Short Q-Switched Fiber Laser Generates Millijoules in Nanoseconds
Fiber lasers may rival conventional lasers in pulsed industrial applications.
Fiber lasers have displaced conventional solid-state lasers in many continuous-wave industrial applications such as welding and cutting. But other applications such as marking, scribing and trimming as well as precision machining require energetic nanosecond pulses that are difficult to generate with fiber lasers.
Recently, a collaboration of scientists from several European institutions demonstrated a rod-type photonic crystal fiber laser that generates millijoules of energy in a pulse only several nanoseconds in duration. They believe that the resulting peak power — 275 kW — is the greatest ever reported from a simple Q-switched fiber laser oscillator.
Generating short pulses with a fiber laser is difficult because the duration of a Q-switched pulse is proportional to the length of the laser resonator. The reason is that it takes longer for photons to drain out of a long resonator, and fiber laser resonators are typically meters, or tens of meters, long. The researchers designed their fiber with an exceptionally high pump light absorption of 30 dB/m, so that only 60 cm of fiber was required for efficient laser operation. Once they obtained efficient laser operation in such a short fiber laser, they generated Q-switched pulses shorter than 10 ns.
The key to high pump light absorption is the high overlap between the pump core and the active (doped) core of the fiber. The scientists — associated with Friedrich Schiller University in Jena, Germany, with Femlight in Talence, France, and with the Fraunhofer Institute for Applied Optics and Precision Engineering, also in Jena — designed the fiber with a 70-μm active core and a 200-μm pump core (Figure 1).

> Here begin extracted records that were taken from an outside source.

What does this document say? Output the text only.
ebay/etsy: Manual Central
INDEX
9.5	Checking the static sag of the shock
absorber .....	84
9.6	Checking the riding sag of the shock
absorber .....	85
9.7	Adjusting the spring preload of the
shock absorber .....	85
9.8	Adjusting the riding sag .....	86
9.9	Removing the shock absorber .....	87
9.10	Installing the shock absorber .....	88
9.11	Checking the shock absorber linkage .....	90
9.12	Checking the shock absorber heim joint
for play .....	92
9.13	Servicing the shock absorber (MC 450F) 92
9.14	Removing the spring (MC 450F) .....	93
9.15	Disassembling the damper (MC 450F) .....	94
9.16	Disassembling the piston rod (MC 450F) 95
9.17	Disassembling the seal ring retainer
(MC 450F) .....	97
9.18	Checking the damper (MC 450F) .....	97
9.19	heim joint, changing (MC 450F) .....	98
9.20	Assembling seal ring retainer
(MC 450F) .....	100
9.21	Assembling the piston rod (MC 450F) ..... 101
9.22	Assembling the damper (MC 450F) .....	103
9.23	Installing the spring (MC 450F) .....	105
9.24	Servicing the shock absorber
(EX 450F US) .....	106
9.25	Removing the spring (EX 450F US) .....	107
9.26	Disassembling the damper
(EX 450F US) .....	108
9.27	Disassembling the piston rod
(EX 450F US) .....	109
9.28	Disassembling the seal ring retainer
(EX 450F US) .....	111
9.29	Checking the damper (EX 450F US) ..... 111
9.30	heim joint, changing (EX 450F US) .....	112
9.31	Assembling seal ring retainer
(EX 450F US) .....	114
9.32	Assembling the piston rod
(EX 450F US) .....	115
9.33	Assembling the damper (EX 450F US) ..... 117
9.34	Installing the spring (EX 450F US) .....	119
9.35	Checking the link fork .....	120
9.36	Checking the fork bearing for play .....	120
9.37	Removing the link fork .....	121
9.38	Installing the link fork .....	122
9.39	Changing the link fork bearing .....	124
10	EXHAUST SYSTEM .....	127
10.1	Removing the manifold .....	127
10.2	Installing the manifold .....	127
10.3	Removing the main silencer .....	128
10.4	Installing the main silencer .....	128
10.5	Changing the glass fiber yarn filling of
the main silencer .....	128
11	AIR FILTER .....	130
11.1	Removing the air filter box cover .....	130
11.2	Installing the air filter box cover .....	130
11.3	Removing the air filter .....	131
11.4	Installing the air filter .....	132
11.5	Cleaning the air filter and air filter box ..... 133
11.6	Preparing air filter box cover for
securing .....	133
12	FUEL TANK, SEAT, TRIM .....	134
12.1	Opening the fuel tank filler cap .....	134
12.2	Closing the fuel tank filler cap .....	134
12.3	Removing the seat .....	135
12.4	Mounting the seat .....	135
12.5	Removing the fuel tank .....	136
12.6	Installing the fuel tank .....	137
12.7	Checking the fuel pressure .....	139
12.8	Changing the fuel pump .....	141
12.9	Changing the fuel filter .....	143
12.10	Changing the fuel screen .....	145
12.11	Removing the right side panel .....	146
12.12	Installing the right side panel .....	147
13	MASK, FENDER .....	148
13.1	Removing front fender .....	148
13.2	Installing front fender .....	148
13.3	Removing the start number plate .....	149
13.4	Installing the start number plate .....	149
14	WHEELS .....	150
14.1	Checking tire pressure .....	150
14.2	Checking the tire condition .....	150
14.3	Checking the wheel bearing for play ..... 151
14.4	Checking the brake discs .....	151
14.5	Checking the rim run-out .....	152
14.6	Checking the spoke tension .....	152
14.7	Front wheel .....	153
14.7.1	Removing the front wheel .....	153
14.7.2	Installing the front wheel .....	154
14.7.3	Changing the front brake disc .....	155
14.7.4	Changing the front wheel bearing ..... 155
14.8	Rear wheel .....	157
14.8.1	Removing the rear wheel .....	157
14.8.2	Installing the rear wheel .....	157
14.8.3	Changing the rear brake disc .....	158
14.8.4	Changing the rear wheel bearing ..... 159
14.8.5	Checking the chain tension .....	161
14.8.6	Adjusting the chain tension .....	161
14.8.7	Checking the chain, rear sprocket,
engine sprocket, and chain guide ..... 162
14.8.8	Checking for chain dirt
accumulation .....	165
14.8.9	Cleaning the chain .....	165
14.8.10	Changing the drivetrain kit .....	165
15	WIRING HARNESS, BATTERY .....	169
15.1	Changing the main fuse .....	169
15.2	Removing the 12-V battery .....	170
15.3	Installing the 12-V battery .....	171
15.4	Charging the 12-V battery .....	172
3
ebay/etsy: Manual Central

Figure 1. The rod-type photonic crystal fiber laser had a 70-μm active core resulting from 19 missing airholes and a 200-μm pump core. The air cladding around the pump core gave it a high numerical aperture (∼0.6), facilitating coupling of pump light from a diode laser into the pump core. A 1.7-mm-thick fused-silica outer cladding kept the fiber stiff so the weakly guided fundamental mode was confined to the active core. Images reprinted with permission of Optics Letters.
They pumped the 60-cm-long, ytterbium-doped rod-type fiber with 976-nm light from a diode laser (Figure 2). A high-reflectance mirror defined one end of the laser resonator, and the Fresnel reflection from the fiber facet defined the other end. The other facet of the fiber — the one adjacent to the lens and Q-switch — was polished at an angle so that it could not provide feedback for parasitic lasing, even with the maximum population inversion in the fiber.
Figure 2. A dichroic mirror separated the laser output from the incoming pump power. (AOM = acousto-optic modulator, HR = high reflectance, HT = high transmission).
The investigators aligned the high-reflectance mirror with the first-order diffracted beam from the acousto-optic modulator so that, in its low-Q state, the Q-switch returned virtually no power from the high-reflectance mirror back into the fiber. Operating the Q-switch at 100 kHz, the team observed on average 100 W of output power when pumping with 190 W of pump power launched into the fiber. The resulting 1 mJ of output pulse energy was contained in a 17-ns pulse. At repetition frequencies equal to or lower than the reciprocal of ytterbium’s spontan-eous lifetime, they observed as much as 2 mJ in pulses measuring 7.3 ns in duration.
Figure 3. At a 100-kHz Q-switching frequency, the laser’s output power increased linearly to 100 W with increasing pump power. As usual in a Q-switched laser, the pulse duration decreased with increasing population inversion (i.e., increasing pump power), because stimulated emission depletes a large population inversion more quickly than a small one.
The laser’s beam had a near-Gaussian intensity distribution (M2 ∼1.35 as measured with a Spiricon M200 beam analyzer), independent of output power. However, to avoid overheating the rod-type fiber, the scientists water cooled it. A water-cooled fiber laser loses one of the advantages fiber lasers usually have over their conventional counterparts.
Optics Letters, June 1, 2007, pp. 1551-1553.